An Iowa company proposing a carbon dioxide pipeline said it resubmitted its permit application to South Dakota regulators Tuesday with what the company described as “major reroutes.”
A new route map was not immediately available from the company or state officials.
The move comes more than a year after the South Dakota Public Utilities Commission rejected Summit Carbon Solutions’ initial application. At that time, the commission cited the route’s non-compliance with county laws mandating minimum distances between pipelines and existing features.
Summit’s latest South Dakota route includes 700 miles with connections to 14 ethanol plants in the eastern part of the state, including a proposed sustainable aviation fuel plant, the company said. Overall, the $9 billion pipeline would span 2,500 miles with connections to 57 ethanol plants in five states.
Summit already has permits in Iowa and North Dakota . A decision is pending in Minnesota , and Nebraska has no state permitting processing for carbon pipelines.
Project details
Summit plans to capture some of the carbon dioxide produced during ethanol production, liquefy it, and transport it via pipeline to North Dakota for injection underground in a process known as “sequestration.” That could qualify the company for billions of dollars in federal tax credits that are intended to incentivize the removal of heat-trapping carbon dioxide from the atmosphere.
A Tuesday news release from Summit said the pipeline could also make carbon available for uses including green methanol, water treatment, food processing and dry ice production.
The sequestration area is near the oilfields of western North Dakota, and project critics have long alleged that some of the carbon dioxide in the pipeline could be used for enhanced oil recovery.

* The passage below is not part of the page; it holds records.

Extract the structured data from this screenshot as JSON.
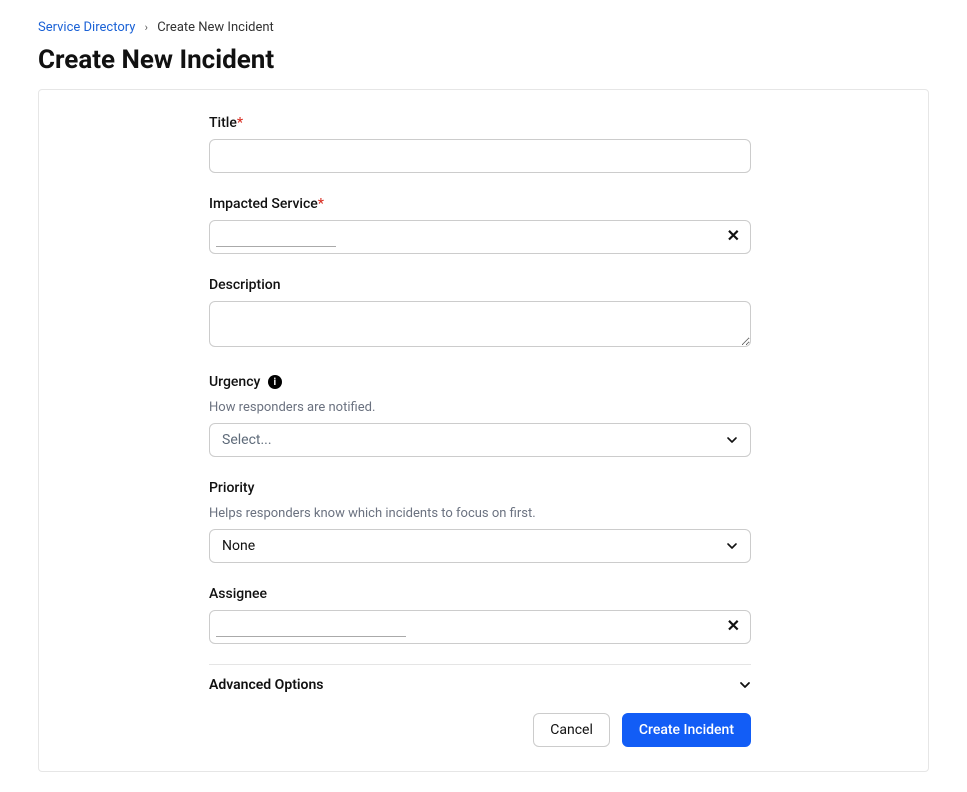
{
  "breadcrumb": {
    "root": "Service Directory",
    "current": "Create New Incident"
  },
  "page": {
    "title": "Create New Incident"
  },
  "form": {
    "title": {
      "label": "Title",
      "value": ""
    },
    "impacted_service": {
      "label": "Impacted Service",
      "value": ""
    },
    "description": {
      "label": "Description",
      "value": ""
    },
    "urgency": {
      "label": "Urgency",
      "helper": "How responders are notified.",
      "placeholder": "Select...",
      "value": ""
    },
    "priority": {
      "label": "Priority",
      "helper": "Helps responders know which incidents to focus on first.",
      "value": "None"
    },
    "assignee": {
      "label": "Assignee",
      "value": ""
    },
    "advanced": {
      "label": "Advanced Options"
    }
  },
  "actions": {
    "cancel": "Cancel",
    "submit": "Create Incident"
  }
}
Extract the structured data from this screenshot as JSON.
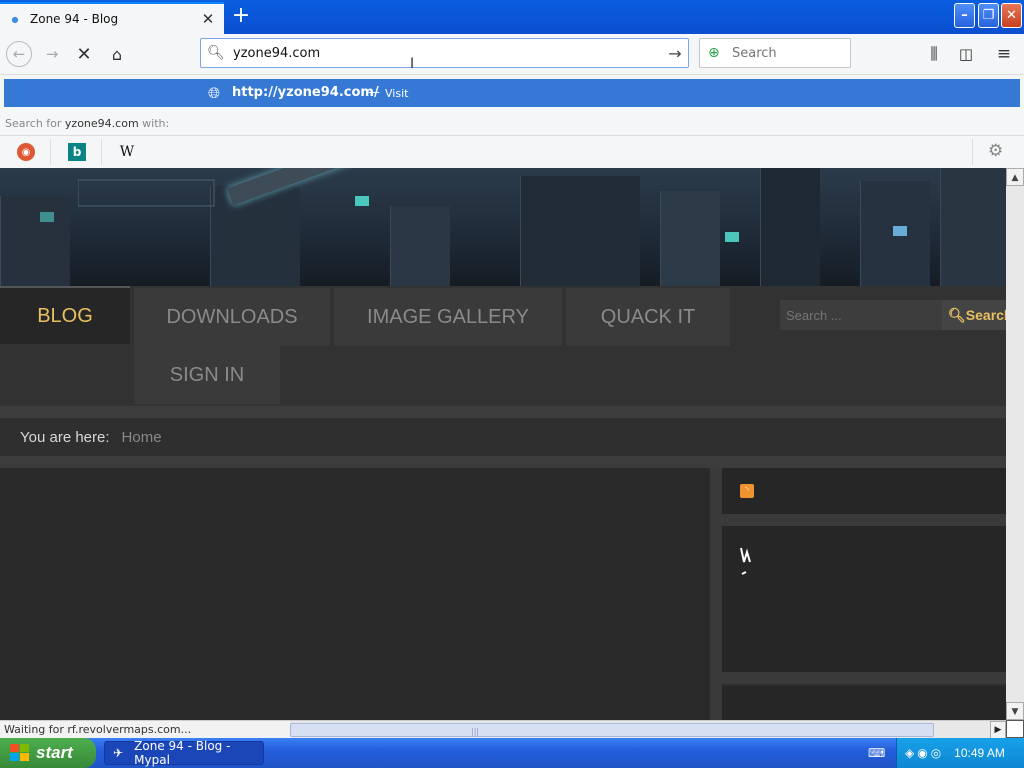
{
  "browser": {
    "tab_title": "Zone 94 - Blog",
    "url_value": "yzone94.com",
    "search_placeholder": "Search",
    "suggestion": {
      "url": "http://yzone94.com/",
      "separator": "—",
      "action": "Visit"
    },
    "search_for": {
      "prefix": "Search for",
      "term": "yzone94.com",
      "suffix": "with:"
    },
    "engines": [
      "duckduckgo-icon",
      "bing-icon",
      "wikipedia-icon"
    ],
    "wiki_glyph": "W",
    "bing_glyph": "b"
  },
  "site": {
    "menu": {
      "blog": "BLOG",
      "downloads": "DOWNLOADS",
      "gallery": "IMAGE GALLERY",
      "quack": "QUACK IT",
      "signin": "SIGN IN"
    },
    "search": {
      "placeholder": "Search ...",
      "button": "Search"
    },
    "breadcrumb": {
      "label": "You are here:",
      "home": "Home"
    },
    "accent_color": "#e8c061"
  },
  "status": {
    "text": "Waiting for rf.revolvermaps.com..."
  },
  "taskbar": {
    "start_label": "start",
    "window_label": "Zone 94 - Blog - Mypal",
    "clock": "10:49 AM"
  }
}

In that process, liquid CO2 is injected into aging oil wells to extract additional crude oil.
Summit’s website says the pipeline “will not be used for enhanced oil recovery.” Yet during a 2023 permit hearing in Iowa, Summit Chief Operations Officer Jimmy Powell said it’s “a possibility” that Summit could transport CO2 for “another carrier” that might use it for enhanced oil recovery.
The project has faced staunch opposition in South Dakota from landowners who don’t want the pipeline crossing their land , and from landowners and others concerned about potential leaks of toxic carbon dioxide plumes.
A Tuesday press release from Summit mentioned reroutes in Spink, Brown, McPherson and Lincoln counties — areas where local siting laws played a role in state regulators’ denial of Summit’s first permit application.
Ed Fischbach, a pipeline opponent and Aberdeen-area farmer, said the company previously claimed it could not abide by those local laws.
“That’s what they were saying under oath,” Fischbach said. “It is just more evidence that this company has not been telling the truth. They said, ‘There’s no way we can make these work, and they’re too restrictive.’ ”
The company said Tuesday it incorporated input from landowners and local officials during a yearlong series of negotiations.
“This project represents a once-in-a-generation opportunity to strengthen South Dakota’s agricultural future while advancing energy innovation,” Lee Blank, Summit’s CEO, said in a statement. He emphasized the company’s commitment to “working hand in hand with landowners and communities” to achieve a balanced solution.
Lawsuits pending, legislation possible
But the proposal is politically fraught in South Dakota. Fourteen incumbent state legislators lost to challengers in the June primary election, and the incumbents’ support of a controversial pipeline law was a factor in many races.
Legislators and Gov. Kristi Noem approved the law last winter, describing it as a balanced approach to implement new protections for landowners and county governments while leaving open a regulatory door for the pipeline’s potential approval.
Opponents attacked a portion of the law they said would require counties to prove their siting laws are reasonable, rather than requiring Summit to prove them unreasonable. Opponents also gathered petition signatures and forced the law onto the November ballot, where 59% of voters rejected it .
One of the many organizations that joined in the fight against the law was Dakota Rural Action. Chase Jensen, an organizer with the group, said voters sent a message with their rejection of Referred Law 21 .
“It shows that South Dakota trusts local governments to regulate these projects,” Jensen said. “Summit’s new route will be telling whether they heard the message or not.”
Summit aims to begin construction in 2026 and start operations in 2027. State regulators will review Summit’s new application in the coming months, which could overlap with legislative action on the proposal. Many of the new South Dakota legislators who will take office in January are opponents of the project’s potential use of eminent domain, a legal process for obtaining access to land from unwilling landowners in exchange for just compensation.
A further complication for the company is a set of lawsuits in South Dakota challenging Summit’s right to use eminent domain.
In August, the South Dakota Supreme Court ruled that Summit had not yet proven its status as a “common carrier,” a designation necessary to the eminent domain process. The court sent the lawsuits back to lower courts, where Summit said it would try to prove its case.